One of the favorite stories in Science Fiction is of a future where robots are so advanced that they have taken on human characteristics and act as advanced servants. Boston Dynamics currently make the most advanced robot displaying this, able to move freely and interact in many ways with people. But even SciFi have difficulty imagining a world where robots can come up with their own ideas. This world is closer than you may think.
In the not too far future machines and robots will not only become more advanced, they will also begin to exhibit aspects of Creativity, and may soon exceed people in the ability to produce simple creative outputs. However, while I believe robots will be able to imitate a human’s ability for crafting creative work, I don’t believe this is the same as true creativity.
Skeptical? Let’s me outline the technological advances which will lead to the breakthroughs, and then see my predictions of jobs robots will soon steal from creative people:
1. Elementary, my dear Watson (modelling the human mind)

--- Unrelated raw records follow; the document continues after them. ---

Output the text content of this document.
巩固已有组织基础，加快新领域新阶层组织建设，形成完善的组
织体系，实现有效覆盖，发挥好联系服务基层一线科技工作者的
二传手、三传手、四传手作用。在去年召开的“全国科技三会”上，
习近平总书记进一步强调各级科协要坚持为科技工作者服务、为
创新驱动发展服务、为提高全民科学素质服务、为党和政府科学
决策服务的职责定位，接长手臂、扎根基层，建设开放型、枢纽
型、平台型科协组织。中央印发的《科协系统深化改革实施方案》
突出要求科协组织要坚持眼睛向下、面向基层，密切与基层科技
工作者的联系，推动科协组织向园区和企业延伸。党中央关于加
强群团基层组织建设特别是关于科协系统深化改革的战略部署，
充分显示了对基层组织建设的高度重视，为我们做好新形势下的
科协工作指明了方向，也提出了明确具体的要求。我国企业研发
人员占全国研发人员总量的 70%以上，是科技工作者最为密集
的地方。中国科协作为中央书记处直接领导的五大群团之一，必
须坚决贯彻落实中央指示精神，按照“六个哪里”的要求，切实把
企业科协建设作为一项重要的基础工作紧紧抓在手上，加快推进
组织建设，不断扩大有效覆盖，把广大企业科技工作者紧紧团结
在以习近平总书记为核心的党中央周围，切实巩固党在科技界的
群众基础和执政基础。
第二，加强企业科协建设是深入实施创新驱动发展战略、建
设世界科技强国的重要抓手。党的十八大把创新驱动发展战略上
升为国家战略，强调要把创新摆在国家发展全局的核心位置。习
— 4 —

A lot of advances in robot technology have been about making them more independent (able to move in a new space independently, recognising faces and commands etc). The big upcoming leaps come from research into how machines can emulate the human thought process. In recent years, big data and deep learning algorithms, and the ability to spread processing power across thousands of computers in the cloud, is making this process more and more effective. For example, Skype is now able to translate a video chat between two people speaking different languages, in real time.
The EU has already begun investing €1billion into the modelling of the human brain over the next 10 years, which will likely include experiments into modelling thought processes.
Even before that, IBM created a new type of knowledge supercomputer called Watson, which managed to win the Gameshow ‘Jeopardy’. Unlike previous supercomputers used to search for data faster, Jeopardy questions are often ambiguous and rely on cryptic connotations within them, so Watson needed to analyse queries in a more human-like manner to react, and did so very successfully.